Eclypsium security researchers have found a new set of vulnerabilities in the management control firmware used on some Supermicro motherboards. As a result, more than 47,000 of the manufacturer’s servers are vulnerable to attacks.
The vulnerabilities have been named USBAnywhere by the researchers. The errors are in the company’s X9, X10 and X11 boards, writes SiliconAngle.
The vulnerabilities allow hackers to mount a virtual USB drive. The attacker can then, among other things, implant malware and change server settings. The attack can be carried out remotely.
According to the researchers, threats at this level can easily undermine traditional security measures. This puts the device and the integrity of the data on the device at risk. For this reason, organizations must treat these layers of security with the attention they deserve.
Series of errors
The vulnerabilities of USBAnywhere are the result of a series of errors that Supermicro made when designing a Java application. That application is used by the baseboard management controllers in the servers.

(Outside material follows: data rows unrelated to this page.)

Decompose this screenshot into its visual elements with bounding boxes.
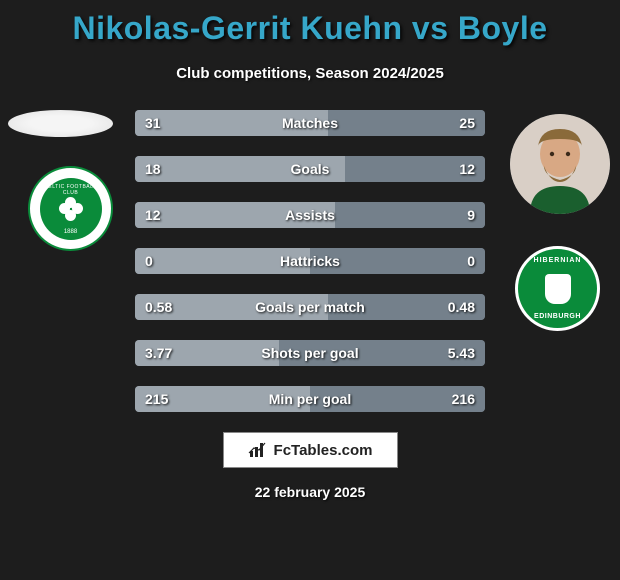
stat-fill-left [135, 340, 279, 366]
stat-row: 215216Min per goal [135, 386, 485, 412]
footer-date: 22 february 2025 [0, 484, 620, 500]
club-right-name-bottom: EDINBURGH [518, 313, 597, 320]
site-name: FcTables.com [274, 442, 373, 459]
harp-icon [545, 274, 571, 304]
stat-fill-right [328, 110, 486, 136]
stat-row: 3125Matches [135, 110, 485, 136]
stat-fill-left [135, 202, 335, 228]
stat-fill-left [135, 156, 345, 182]
clover-icon [59, 197, 83, 221]
stat-fill-right [328, 294, 486, 320]
comparison-area: CELTIC FOOTBALL CLUB 1888 HIBERNIAN EDIN… [0, 110, 620, 412]
stat-fill-right [310, 248, 485, 274]
chart-icon [248, 441, 270, 459]
club-right-name-top: HIBERNIAN [518, 257, 597, 264]
club-left-logo: CELTIC FOOTBALL CLUB 1888 [28, 166, 113, 251]
stat-fill-left [135, 248, 310, 274]
stat-row: 1812Goals [135, 156, 485, 182]
page-title: Nikolas-Gerrit Kuehn vs Boyle [0, 0, 620, 47]
stat-rows-container: 3125Matches 1812Goals 129Assists 00Hattrick… [135, 110, 485, 412]
stat-fill-left [135, 294, 328, 320]
stat-row: 129Assists [135, 202, 485, 228]
stat-fill-right [279, 340, 486, 366]
stat-fill-right [345, 156, 485, 182]
stat-row: 3.775.43Shots per goal [135, 340, 485, 366]
stat-fill-left [135, 386, 310, 412]
player-right-avatar [510, 114, 610, 214]
page-subtitle: Club competitions, Season 2024/2025 [0, 65, 620, 82]
site-logo: FcTables.com [223, 432, 398, 468]
stat-row: 00Hattricks [135, 248, 485, 274]
stat-row: 0.580.48Goals per match [135, 294, 485, 320]
person-icon [510, 114, 610, 214]
player-left-avatar [8, 110, 113, 137]
club-right-logo: HIBERNIAN EDINBURGH [515, 246, 600, 331]
stat-fill-right [335, 202, 486, 228]
stat-fill-left [135, 110, 328, 136]
stat-fill-right [310, 386, 485, 412]
club-left-name: CELTIC FOOTBALL CLUB [40, 184, 102, 196]
club-left-year: 1888 [40, 229, 102, 235]
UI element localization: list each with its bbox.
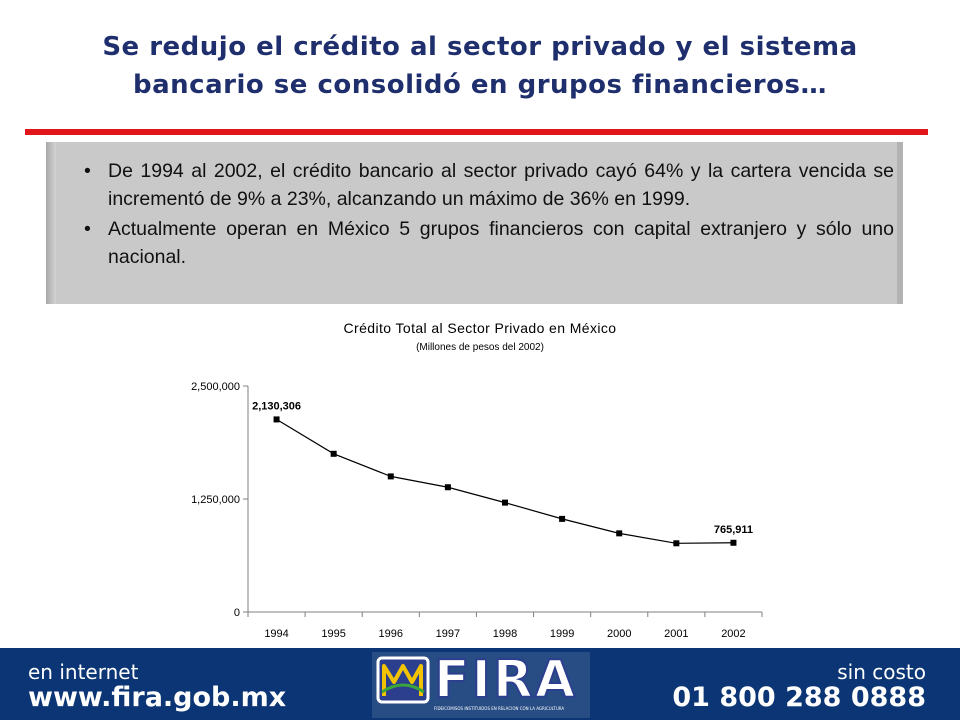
data-point-2002: [730, 539, 737, 546]
bullet-marker: •: [84, 218, 91, 240]
credit-line-chart: 0 1,250,000 2,500,000 1994 1995 1996 1997 1998 1…: [191, 381, 763, 640]
x-tick-label: 1998: [493, 628, 517, 640]
bullet-marker: •: [84, 160, 91, 182]
y-tick-label: 0: [234, 607, 240, 619]
bullet-text-2: Actualmente operan en México 5 grupos fi…: [108, 218, 894, 268]
title-divider: [25, 129, 928, 135]
bullet-box: [46, 142, 903, 304]
footer-phone-number: 01 800 288 0888: [672, 682, 926, 713]
data-point-1997: [444, 484, 451, 491]
data-label-2002: 765,911: [714, 524, 753, 536]
bullet-item-2: • Actualmente operan en México 5 grupos …: [84, 215, 894, 271]
bullet-box-bevel-left: [46, 142, 56, 304]
data-point-1996: [387, 473, 394, 480]
slide-title: Se redujo el crédito al sector privado y…: [40, 28, 920, 104]
bullet-text-1: De 1994 al 2002, el crédito bancario al …: [108, 160, 894, 210]
footer-internet-label: en internet: [28, 660, 139, 684]
x-tick-label: 1996: [379, 628, 403, 640]
bullet-item-1: • De 1994 al 2002, el crédito bancario a…: [84, 157, 894, 213]
data-point-2000: [616, 530, 623, 537]
x-tick-label: 1995: [321, 628, 345, 640]
data-label-1994: 2,130,306: [252, 400, 301, 412]
bullet-list: • De 1994 al 2002, el crédito bancario a…: [84, 157, 894, 271]
footer-website-link[interactable]: www.fira.gob.mx: [28, 682, 287, 713]
footer-free-label: sin costo: [837, 660, 926, 684]
fira-logo: [372, 652, 590, 718]
y-tick-label: 1,250,000: [191, 494, 240, 506]
x-tick-label: 1999: [550, 628, 574, 640]
data-point-2001: [673, 540, 680, 547]
x-tick-label: 1994: [264, 628, 288, 640]
series-line: [276, 418, 734, 544]
x-tick-label: 1997: [436, 628, 460, 640]
data-point-1995: [330, 450, 337, 457]
x-tick-label: 2002: [721, 628, 745, 640]
y-tick-label: 2,500,000: [191, 381, 240, 393]
slide-title-line-1: Se redujo el crédito al sector privado y…: [102, 32, 858, 62]
x-tick-label: 2000: [607, 628, 631, 640]
data-point-1998: [502, 499, 508, 506]
x-tick-label: 2001: [664, 628, 688, 640]
footer-banner: [0, 648, 960, 720]
data-point-1999: [559, 515, 566, 522]
logo-wordmark: FIRA: [433, 650, 578, 710]
logo-emblem-icon: [376, 656, 430, 704]
slide-title-line-2: bancario se consolidó en grupos financie…: [133, 70, 827, 100]
chart-title: Crédito Total al Sector Privado en Méxic…: [343, 320, 617, 336]
bullet-box-bevel-right: [897, 142, 903, 304]
logo-tagline: FIDEICOMISOS INSTITUIDOS EN RELACION CON…: [434, 706, 565, 711]
data-point-1994: [273, 416, 280, 423]
chart-subtitle: (Millones de pesos del 2002): [416, 342, 544, 353]
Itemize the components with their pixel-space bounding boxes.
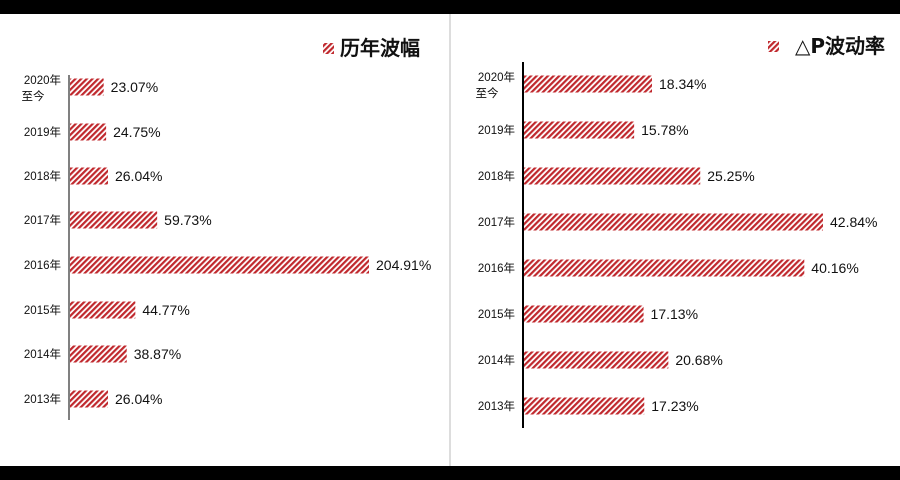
left-bar [70,167,108,185]
right-bar [524,121,635,139]
left-data-label: 44.77% [142,302,189,318]
right-category-label: 2016年 [478,261,515,275]
left-bar [70,345,127,363]
left-data-label: 38.87% [134,346,181,362]
left-data-label: 26.04% [115,168,162,184]
top-frame-bar [0,0,900,14]
left-category-label: 2017年 [24,213,61,227]
right-data-label: 15.78% [641,122,688,138]
right-data-label: 42.84% [830,214,877,230]
left-bar [70,123,107,141]
left-legend-swatch [323,43,334,54]
right-legend-swatch [768,41,779,52]
left-data-label: 26.04% [115,391,162,407]
bottom-frame-bar [0,466,900,480]
right-category-label: 2015年 [478,307,515,321]
right-bar [524,75,653,93]
left-category-label: 2016年 [24,258,61,272]
right-bar [524,397,645,415]
right-category-label-cont: 至今 [476,86,499,100]
left-category-label: 2014年 [24,347,61,361]
right-data-label: 25.25% [707,168,754,184]
right-category-label: 2020年 [478,70,515,84]
right-bar [524,213,823,231]
left-legend-label: 历年波幅 [340,36,420,60]
left-category-label-cont: 至今 [22,89,45,103]
left-bar [70,301,136,319]
left-bar [70,78,104,96]
right-category-label: 2017年 [478,215,515,229]
right-data-label: 20.68% [675,352,722,368]
left-category-label: 2019年 [24,125,61,139]
left-data-label: 59.73% [164,212,211,228]
left-data-label: 23.07% [111,79,158,95]
right-bar [524,167,701,185]
left-bar [70,256,369,274]
right-legend-label: △P波动率 [795,34,885,58]
right-category-label: 2019年 [478,123,515,137]
right-category-label: 2018年 [478,169,515,183]
panel-divider [449,14,451,466]
right-data-label: 18.34% [659,76,706,92]
left-category-label: 2020年 [24,73,61,87]
right-data-label: 40.16% [811,260,858,276]
right-category-label: 2013年 [478,399,515,413]
right-bar [524,305,644,323]
left-data-label: 24.75% [113,124,160,140]
right-data-label: 17.13% [651,306,698,322]
left-data-label: 204.91% [376,257,431,273]
left-category-label: 2018年 [24,169,61,183]
right-category-label: 2014年 [478,353,515,367]
left-bar [70,390,108,408]
left-category-label: 2013年 [24,392,61,406]
right-data-label: 17.23% [651,398,698,414]
left-bar [70,211,158,229]
right-bar [524,351,669,369]
right-bar [524,259,805,277]
left-category-label: 2015年 [24,303,61,317]
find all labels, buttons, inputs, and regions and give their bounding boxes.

The application allows plain-text authentication and does not encrypt network traffic by default. If the encryption is enabled, it is weak and can be cracked by attackers. There are also possibilities to bypass authentication if a user has first authenticated to the virtual media service and then disconnected.
The internal state is linked to the socket file descriptor number of a user. A new user who receives the same number from the BMC’s operating system inherits that internal state, according to the researchers.
Eclypsium reported the vulnerabilities to Supermicro before announcing them. The two companies have worked together on solutions to the problems, which can now be downloaded from Supermicro’s Security Center.
All organizations that use Supermicro X, X10 or X11 are advised to patch their servers as soon as possible.